A few men deserted Gawilghur's garrison every day, and Dodd did not doubt that this was how they escaped, but he did not understand why they should want to go. The fort was impregnable! Why would a man not wish to stay with the victors?
He reached a stretch of wall at the fort's southeastern corner and there, high up on a gun platform, he opened his telescope and stared down into the foothills. He searched for a long time, his glass skittering over trees, shrubs and patches of dry grass, but at last he saw a group of men standing beside a narrow path. Some of the men were in red coats and one was in blue.
"What are you watching, Colonel?" Prince Manu Bappoo had seen Dodd on the rampart and had climbed to join him.
«British,» Dodd said, without taking his eye from the telescope.
"They're surveying a route up to the plateau."
Bappoo shaded his eyes and stared down, but without a telescope he could not see the group of men.
"It will take them months to build a road up to the hills."
"It'll take them two weeks, " Dodd said flatly.

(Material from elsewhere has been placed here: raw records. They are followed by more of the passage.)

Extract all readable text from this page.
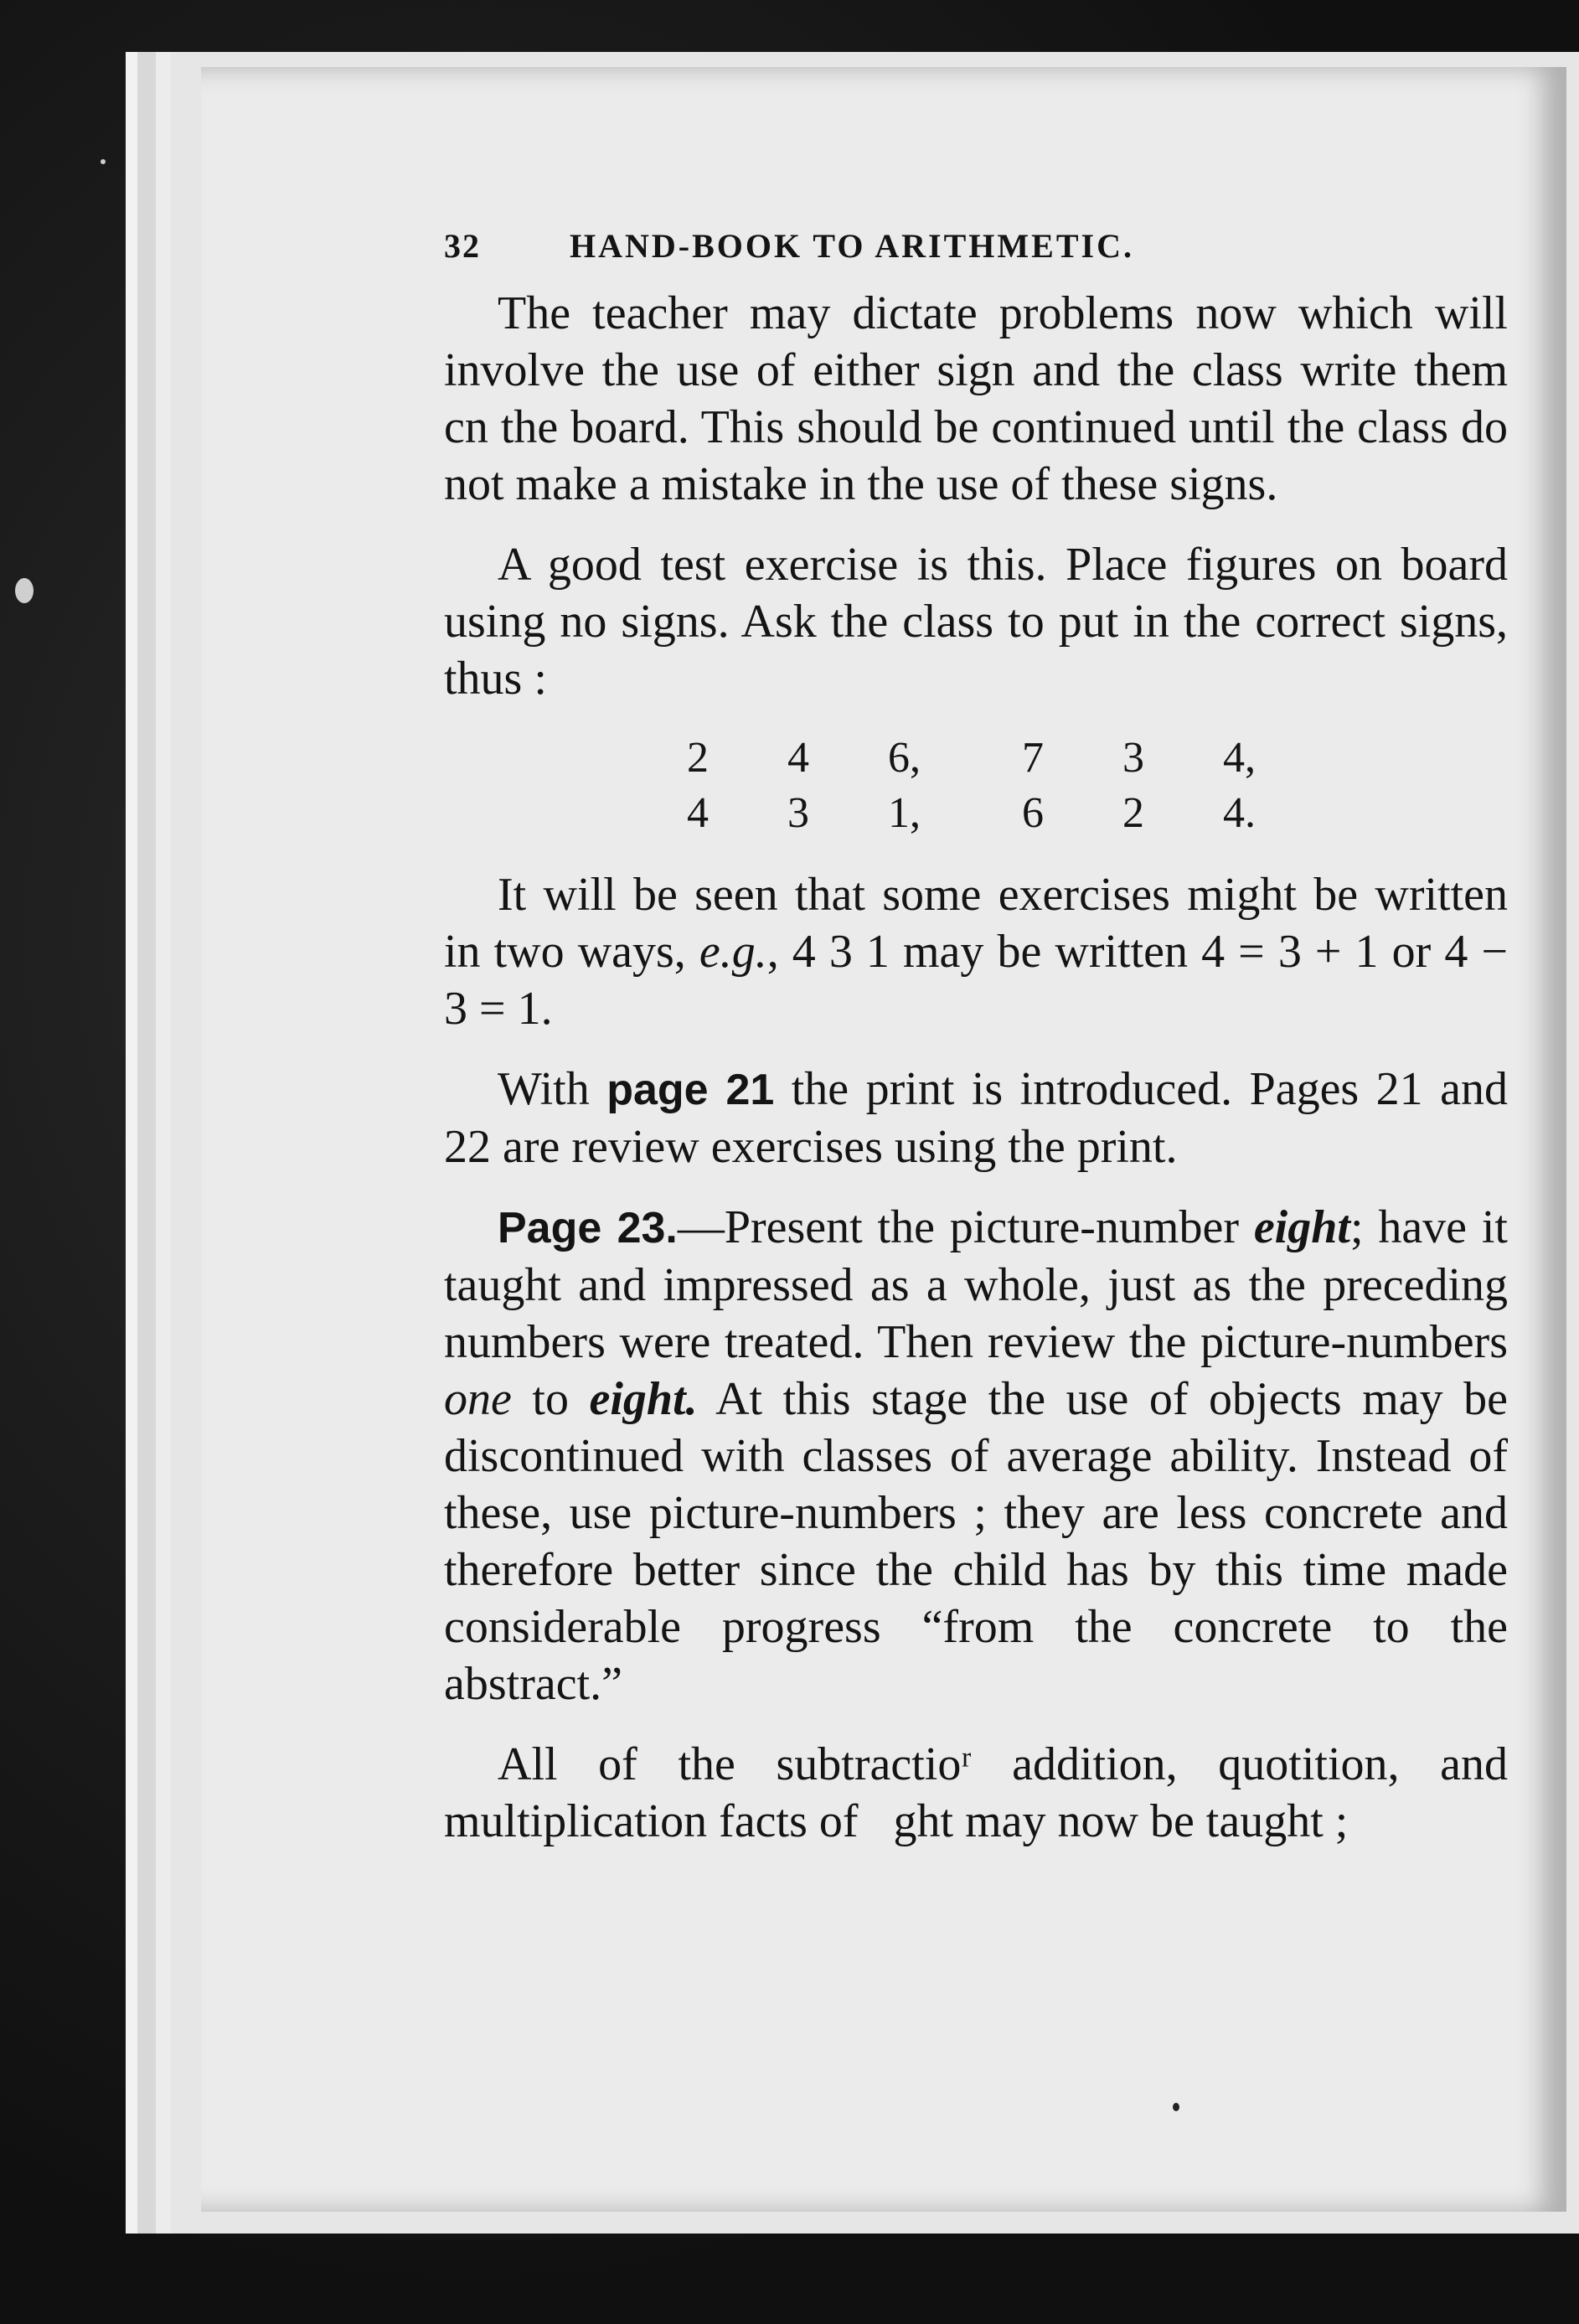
32	HAND-BOOK TO ARITHMETIC.

The teacher may dictate problems now which will involve the use of either sign and the class write them сn the board. This should be continued until the class do not make a mistake in the use of these signs.

A good test exercise is this. Place figures on board using no signs. Ask the class to put in the correct signs, thus :

2	4	6,	7	3	4,
4	3	1,	6	2	4.

It will be seen that some exercises might be written in two ways, e.g., 4 3 1 may be written 4 = 3 + 1 or 4 − 3 = 1.

With page 21 the print is introduced. Pages 21 and 22 are review exercises using the print.

Page 23.—Present the picture-number eight; have it taught and impressed as a whole, just as the preceding numbers were treated. Then review the picture-numbers one to eight. At this stage the use of objects may be discontinued with classes of average ability. Instead of these, use picture-numbers ; they are less concrete and therefore better since the child has by this time made considerable progress “from the concrete to the abstract.”

All of the subtractioʳ addition, quotition, and multiplication facts of   ght may now be taught ;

"Less. You don't know how their engineers work, sahib, but I do. They'll use powder to break through obstacles and a thousand axe men to widen the tracks. They'll start their work tomorrow and in a fortnight they'll be running guns up to the hills." Dodd collapsed the telescope.
"Let me go down and break the bastards, " he demanded.
«No,» Bappoo said. He had already had this argument with Dodd who wanted to take his Cobras down into the foothills and there harass the road-makers. Dodd did not want a stand-up fight, a battle of musket line against musket line, but instead wanted to raid, ambush and scare the enemy. He wanted to slow the British work, to dishearten the sappers and, by such delaying tactics, force Wellesley to send forage parties far into the countryside where they would be prey to the Mahratta horsemen who still roamed the Deccan Plain.
Bappoo knew Dodd was right, and that the British road could be slowed by a campaign of harassment, but he feared to let the white coated Cobras leave the fortress. The garrison was already nervous, awed by the victories of Wellesley's small army, and if they saw the Cobras march out of the fort then many would think they were being abandoned and the trickle of deserters would become a flood.